The BBC does it right, they have a story to tell, they tell it and they are done. You get more good stories told and less trash. Doctor Who is a great example of a wonderful story arc. All of the episodes had a nugget of the larger story. Sherlock has only three episodes and that creates a higher desire to see the episodes.

Image from Merchandise.The Doctor Who site
Torchwood is a show that starts in the BBC and we see what an Americanization can do to a 
show. Season one was 12 episodes, tight and spot on. Season two was 12 episodes not as tight but still good. Season 3 was a five-episode special. All of them filmed in BBC.

Now we see the same show now produced in the US using the 24 episode format. It was bad. Wow, it was really bad. We seem to have a mutant power to make shows suck.  The problem is that it was only a 12 episode story, but we had to fill it with 12 episodes of fluff that gave no forward motion to the story.

It really saddens me because it was such a good show.
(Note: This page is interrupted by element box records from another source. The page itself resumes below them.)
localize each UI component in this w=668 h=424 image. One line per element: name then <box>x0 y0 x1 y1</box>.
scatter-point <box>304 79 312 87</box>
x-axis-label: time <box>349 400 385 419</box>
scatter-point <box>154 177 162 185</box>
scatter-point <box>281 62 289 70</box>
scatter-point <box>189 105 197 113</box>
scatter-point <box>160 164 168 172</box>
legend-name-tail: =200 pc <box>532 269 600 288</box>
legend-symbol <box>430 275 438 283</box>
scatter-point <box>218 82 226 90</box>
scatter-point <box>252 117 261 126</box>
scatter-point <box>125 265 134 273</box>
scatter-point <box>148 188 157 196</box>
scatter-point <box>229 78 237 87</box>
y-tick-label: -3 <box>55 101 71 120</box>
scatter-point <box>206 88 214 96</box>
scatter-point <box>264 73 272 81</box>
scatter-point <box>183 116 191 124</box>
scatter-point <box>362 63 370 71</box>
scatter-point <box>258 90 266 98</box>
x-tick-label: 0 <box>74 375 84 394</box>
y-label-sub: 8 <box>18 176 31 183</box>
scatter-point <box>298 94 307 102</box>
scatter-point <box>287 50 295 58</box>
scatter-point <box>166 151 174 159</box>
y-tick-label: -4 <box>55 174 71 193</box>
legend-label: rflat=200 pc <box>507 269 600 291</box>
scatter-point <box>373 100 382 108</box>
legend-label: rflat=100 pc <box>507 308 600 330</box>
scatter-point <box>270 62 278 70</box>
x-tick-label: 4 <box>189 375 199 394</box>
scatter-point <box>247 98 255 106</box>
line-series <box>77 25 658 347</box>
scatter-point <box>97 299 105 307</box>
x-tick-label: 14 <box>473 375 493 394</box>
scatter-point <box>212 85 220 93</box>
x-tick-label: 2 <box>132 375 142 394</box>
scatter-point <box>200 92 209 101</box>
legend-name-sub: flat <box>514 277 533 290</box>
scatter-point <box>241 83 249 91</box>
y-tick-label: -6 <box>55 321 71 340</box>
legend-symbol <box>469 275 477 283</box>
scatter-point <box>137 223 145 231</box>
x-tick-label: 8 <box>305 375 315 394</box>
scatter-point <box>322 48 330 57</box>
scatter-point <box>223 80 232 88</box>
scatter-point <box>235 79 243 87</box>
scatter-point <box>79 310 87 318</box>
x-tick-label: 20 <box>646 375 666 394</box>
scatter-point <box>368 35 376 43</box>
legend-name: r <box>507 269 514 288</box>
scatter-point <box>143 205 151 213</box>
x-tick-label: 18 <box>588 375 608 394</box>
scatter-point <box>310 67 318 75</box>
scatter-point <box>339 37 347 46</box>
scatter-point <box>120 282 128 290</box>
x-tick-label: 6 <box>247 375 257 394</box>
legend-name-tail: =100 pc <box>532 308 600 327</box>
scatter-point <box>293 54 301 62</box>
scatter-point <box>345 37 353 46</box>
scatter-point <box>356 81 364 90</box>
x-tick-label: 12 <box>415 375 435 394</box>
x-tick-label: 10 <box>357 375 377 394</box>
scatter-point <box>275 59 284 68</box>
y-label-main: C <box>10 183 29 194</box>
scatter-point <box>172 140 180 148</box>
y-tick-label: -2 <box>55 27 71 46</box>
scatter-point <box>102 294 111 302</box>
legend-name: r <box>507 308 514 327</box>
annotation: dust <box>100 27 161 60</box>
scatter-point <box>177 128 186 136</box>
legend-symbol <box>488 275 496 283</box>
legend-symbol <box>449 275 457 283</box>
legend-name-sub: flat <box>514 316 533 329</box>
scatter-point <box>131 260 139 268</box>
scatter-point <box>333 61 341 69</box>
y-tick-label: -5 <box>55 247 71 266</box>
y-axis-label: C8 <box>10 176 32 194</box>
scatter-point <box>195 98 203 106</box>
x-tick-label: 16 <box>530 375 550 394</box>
They are talking about doing a season five but really I am kind of burned out on the show because of how bad the fourth season US/BBC amalgam was.

With all of the other ways, we are getting the entertainment we have very few people who actually watch shows live. No one does that, they are trying to drive more people to watch the shows by hosting live-tweeting events to get people in front of the TV when it airs.

My advice – Shorter seasons, tighter stories. Your extras content should be driven to eth DVR or Web audience. There are far more people getting entertainment that way than live shows anymore. We don’t even have cable I get all my shows off Hulu, Netflix or the network web pages streaming to my Chromecast.

These kinds of goes along with my other observations on studios needing to modernize their thinking or they are going to be sucking wind like Sony pictures and Amazing Spiderman or the DC movie franchises. The future is now and if you don’t innovate how you get your entertainment out there you are going to get left in the dirt.

I can count on one hand the shows that are doing it right in the US. What shows are doing the storytelling write or wrong in the US?